• THE ANSWER, l'interview de Paul Mahon

      THE ANSWER

     Les boys sont de retour

    Invité cette année au Graspop Metal Meeting, The Answer reste l’un des groupes les plus importants d’Irlande du Nord. Malgré un break de plusieurs années, ses membres sont restés aussi soudés qu’un trèfle à quatre feuilles. Le nouvel opus Sundowners, qui est sorti le jour de la Saint Patrick (cela ne s’invente pas), montre l’aptitude du quatuor de composer des chansons fédératrices. [Entretien avec Paul Mahon, guitare par Philippe Saintes – Photos : Deady Pix + DR] 

    The Answer 2023

    Le groupe sort d’une pause de plus de six ans. Doit-on mettre cette absence sur le compte de la lassitude après la dernière tournée ?  

    Je pense que c’est avant tout l’échec de notre précédent disque Solace qui est à l’origine de cette longue interruption. C’est un opus différent des cinq albums précédents. Il est plus posé. Cela reste un choix du groupe plutôt qu’un concours de circonstance. Les avis ont été mitigés à sa sortie, certaines personnes ont aimé le concept, d’autres pas du tout. On était clairement dans une impasse. Avec le temps, les sceptiques ont commencé à changer d’avis surtout pendant la tournée promotionnelle.  Initialement, on comptait faire un nouvel essai en studio pour convaincre les auditeurs les plus récalcitrants mais avec le recul on a appris à mieux connaître l’attente du public. Cette désillusion a beaucoup affecté le groupe. On était arrivé au bout d’un cycle : 20 ans de collaboration et six albums. Notre contrat avec Napalm Records se terminait et, honnêtement, nous n’avions pas envie de repartir à zéro après un échec. Il y a donc eu un compréhensible essoufflement de notre part. Aux soucis professionnels se sont greffés des évènements plus personnels, comme la naissance de mon premier enfant. Il était clairement temps de mettre le groupe en mode pause.

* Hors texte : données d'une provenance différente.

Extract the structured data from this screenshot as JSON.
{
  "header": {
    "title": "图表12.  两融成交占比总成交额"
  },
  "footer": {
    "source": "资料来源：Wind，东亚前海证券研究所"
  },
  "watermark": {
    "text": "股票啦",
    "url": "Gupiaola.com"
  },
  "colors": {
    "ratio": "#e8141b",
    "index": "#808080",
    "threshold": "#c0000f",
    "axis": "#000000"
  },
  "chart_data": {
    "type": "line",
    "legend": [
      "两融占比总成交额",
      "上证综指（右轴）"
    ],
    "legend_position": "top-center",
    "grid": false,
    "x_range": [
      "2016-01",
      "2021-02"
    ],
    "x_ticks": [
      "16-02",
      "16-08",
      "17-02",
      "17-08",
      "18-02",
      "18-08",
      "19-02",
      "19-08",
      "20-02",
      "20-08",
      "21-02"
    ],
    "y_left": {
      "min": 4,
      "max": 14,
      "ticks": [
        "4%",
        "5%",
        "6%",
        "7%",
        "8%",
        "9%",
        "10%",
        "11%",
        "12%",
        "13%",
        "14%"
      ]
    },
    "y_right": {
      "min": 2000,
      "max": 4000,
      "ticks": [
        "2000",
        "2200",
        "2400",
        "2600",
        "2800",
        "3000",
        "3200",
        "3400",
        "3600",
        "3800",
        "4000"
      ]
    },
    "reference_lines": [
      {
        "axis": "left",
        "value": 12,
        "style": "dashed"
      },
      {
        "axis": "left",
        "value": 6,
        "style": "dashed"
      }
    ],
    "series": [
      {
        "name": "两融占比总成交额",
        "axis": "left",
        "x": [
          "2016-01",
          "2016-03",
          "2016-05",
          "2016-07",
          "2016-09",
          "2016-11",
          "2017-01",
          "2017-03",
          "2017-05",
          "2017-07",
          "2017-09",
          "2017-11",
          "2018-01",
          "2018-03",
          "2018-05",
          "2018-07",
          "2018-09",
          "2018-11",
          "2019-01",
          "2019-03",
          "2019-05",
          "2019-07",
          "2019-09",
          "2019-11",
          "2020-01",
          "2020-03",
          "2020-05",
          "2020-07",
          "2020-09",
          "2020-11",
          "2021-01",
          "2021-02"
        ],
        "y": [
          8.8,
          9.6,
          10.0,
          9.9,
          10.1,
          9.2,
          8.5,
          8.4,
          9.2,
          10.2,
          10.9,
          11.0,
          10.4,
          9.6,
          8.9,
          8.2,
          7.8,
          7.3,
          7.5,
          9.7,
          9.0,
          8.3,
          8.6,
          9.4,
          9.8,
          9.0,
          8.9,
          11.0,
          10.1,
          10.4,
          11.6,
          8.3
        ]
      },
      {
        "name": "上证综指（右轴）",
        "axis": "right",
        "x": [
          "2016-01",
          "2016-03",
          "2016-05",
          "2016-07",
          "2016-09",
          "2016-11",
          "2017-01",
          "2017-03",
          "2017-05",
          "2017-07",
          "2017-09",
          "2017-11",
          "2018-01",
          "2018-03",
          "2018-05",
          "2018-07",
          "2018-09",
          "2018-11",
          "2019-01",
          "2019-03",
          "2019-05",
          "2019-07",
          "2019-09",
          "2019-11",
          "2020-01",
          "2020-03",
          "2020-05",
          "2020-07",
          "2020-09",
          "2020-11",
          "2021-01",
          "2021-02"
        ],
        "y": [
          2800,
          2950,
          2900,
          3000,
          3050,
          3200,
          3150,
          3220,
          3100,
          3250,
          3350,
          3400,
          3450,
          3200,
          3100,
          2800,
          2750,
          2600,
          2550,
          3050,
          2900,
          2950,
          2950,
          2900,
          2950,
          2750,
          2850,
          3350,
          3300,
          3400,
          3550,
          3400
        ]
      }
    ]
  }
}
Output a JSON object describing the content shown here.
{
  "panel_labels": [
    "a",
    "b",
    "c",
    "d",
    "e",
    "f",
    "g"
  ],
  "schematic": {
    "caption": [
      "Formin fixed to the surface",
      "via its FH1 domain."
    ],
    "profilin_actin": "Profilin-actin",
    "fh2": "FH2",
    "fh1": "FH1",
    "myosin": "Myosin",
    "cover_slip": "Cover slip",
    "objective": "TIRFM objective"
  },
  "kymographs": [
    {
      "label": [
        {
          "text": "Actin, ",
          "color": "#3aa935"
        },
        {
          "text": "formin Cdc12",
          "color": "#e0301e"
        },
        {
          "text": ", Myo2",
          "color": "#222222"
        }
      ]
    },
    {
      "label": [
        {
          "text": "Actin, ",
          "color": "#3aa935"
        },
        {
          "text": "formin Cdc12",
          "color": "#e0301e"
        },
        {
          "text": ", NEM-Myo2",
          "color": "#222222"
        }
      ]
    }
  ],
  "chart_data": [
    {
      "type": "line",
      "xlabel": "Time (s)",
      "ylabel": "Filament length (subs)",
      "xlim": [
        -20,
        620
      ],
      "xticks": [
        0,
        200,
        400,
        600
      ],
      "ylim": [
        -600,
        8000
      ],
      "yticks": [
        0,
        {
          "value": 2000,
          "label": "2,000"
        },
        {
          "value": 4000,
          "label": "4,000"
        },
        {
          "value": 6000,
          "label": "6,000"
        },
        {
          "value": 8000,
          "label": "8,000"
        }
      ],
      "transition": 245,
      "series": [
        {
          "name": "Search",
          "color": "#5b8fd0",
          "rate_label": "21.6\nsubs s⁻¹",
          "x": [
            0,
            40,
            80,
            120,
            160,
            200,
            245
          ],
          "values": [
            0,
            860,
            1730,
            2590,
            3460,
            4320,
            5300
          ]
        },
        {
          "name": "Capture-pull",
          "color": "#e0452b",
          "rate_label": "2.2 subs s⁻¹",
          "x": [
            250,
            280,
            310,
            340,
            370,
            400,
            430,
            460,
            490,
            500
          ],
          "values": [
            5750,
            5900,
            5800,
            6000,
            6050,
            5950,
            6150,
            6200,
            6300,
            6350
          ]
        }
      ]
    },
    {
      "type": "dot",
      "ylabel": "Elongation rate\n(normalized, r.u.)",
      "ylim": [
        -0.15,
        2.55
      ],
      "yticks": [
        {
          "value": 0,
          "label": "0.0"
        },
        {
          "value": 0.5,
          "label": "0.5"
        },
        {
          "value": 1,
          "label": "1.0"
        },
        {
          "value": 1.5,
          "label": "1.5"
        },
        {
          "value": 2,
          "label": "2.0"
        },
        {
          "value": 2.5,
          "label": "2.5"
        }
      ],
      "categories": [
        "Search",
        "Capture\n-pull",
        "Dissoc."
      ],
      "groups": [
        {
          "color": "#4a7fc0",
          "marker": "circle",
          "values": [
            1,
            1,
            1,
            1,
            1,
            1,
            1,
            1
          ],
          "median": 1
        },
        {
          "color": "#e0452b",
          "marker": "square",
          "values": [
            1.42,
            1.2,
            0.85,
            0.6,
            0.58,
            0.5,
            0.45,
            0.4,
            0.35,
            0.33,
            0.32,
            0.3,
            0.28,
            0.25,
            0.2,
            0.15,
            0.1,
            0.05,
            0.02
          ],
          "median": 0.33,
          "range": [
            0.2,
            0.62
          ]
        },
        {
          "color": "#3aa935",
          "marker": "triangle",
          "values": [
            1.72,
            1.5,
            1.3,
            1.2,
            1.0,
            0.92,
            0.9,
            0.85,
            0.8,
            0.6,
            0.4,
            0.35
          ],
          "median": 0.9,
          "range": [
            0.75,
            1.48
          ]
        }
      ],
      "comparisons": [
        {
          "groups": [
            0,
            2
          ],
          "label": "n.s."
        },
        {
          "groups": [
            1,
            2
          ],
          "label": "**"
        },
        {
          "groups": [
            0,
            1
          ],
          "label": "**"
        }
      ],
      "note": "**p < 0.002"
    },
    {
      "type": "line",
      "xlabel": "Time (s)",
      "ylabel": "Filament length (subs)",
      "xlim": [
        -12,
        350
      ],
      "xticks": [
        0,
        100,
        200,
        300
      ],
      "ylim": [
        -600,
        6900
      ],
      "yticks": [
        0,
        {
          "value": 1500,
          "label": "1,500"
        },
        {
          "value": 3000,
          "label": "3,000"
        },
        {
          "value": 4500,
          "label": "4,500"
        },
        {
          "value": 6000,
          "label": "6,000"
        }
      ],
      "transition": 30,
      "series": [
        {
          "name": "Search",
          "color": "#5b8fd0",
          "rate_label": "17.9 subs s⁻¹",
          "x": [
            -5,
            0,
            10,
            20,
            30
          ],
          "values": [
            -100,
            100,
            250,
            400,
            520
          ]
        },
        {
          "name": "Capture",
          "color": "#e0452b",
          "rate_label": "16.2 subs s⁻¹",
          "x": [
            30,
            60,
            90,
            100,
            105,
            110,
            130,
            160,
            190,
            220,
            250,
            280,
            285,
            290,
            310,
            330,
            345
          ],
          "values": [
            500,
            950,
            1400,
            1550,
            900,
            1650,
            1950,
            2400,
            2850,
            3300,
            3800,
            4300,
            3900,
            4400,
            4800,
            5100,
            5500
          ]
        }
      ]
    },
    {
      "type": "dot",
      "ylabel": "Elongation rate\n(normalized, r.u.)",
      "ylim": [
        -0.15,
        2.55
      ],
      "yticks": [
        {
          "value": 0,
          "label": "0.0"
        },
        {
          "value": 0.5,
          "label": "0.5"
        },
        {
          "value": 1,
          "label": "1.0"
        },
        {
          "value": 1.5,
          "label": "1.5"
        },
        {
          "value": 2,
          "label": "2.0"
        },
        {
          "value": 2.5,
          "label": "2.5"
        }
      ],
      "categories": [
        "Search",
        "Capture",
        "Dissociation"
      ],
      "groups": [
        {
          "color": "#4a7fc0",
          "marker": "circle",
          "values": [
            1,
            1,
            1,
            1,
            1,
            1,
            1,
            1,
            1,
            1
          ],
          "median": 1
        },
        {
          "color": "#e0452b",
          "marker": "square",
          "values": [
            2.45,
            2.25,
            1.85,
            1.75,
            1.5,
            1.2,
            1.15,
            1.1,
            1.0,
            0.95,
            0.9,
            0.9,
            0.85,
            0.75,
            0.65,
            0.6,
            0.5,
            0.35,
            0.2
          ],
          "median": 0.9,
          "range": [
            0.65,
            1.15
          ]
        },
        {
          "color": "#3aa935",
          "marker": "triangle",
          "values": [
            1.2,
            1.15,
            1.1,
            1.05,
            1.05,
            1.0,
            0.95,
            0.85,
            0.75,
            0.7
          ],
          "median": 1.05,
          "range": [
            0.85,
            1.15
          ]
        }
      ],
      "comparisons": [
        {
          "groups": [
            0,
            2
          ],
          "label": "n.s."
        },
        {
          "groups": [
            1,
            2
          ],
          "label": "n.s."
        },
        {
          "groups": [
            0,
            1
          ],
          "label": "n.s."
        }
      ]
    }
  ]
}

    Qu’as-tu fait pendant tout ce temps ?

    Je me suis installé à Paris en 2017. J’ai continué à vivre ma passion pour la musique mais autrement. J’ai produit plusieurs artistes et mixé des albums. C’est quelque chose que j’aime faire et que je compte poursuivre plus fréquemment aujourd’hui. Je suis ensuite retourné en Irlande du Nord pour travailler dans mon home-studio, près de ma famille. J’ai écrit des chansons avec d’autres personnes, collaboré avec Micky (Waters, bassiste) sur un projet de musique électronique ainsi que sur des musiques de film.  Il n’y avait plus ce rythme infernale des vingt dernières années.  Lorsque tu es dans un groupe, il y a une pression constante. Tu sors un disque puis tu enchaînes avec une tournée et ensuite tu commences à travailler sur un autre album et ainsi de suite. Cela laisse peu d’espaces libres.  

    On vous sent libéré. Sundowners semble être l’album de la maturité.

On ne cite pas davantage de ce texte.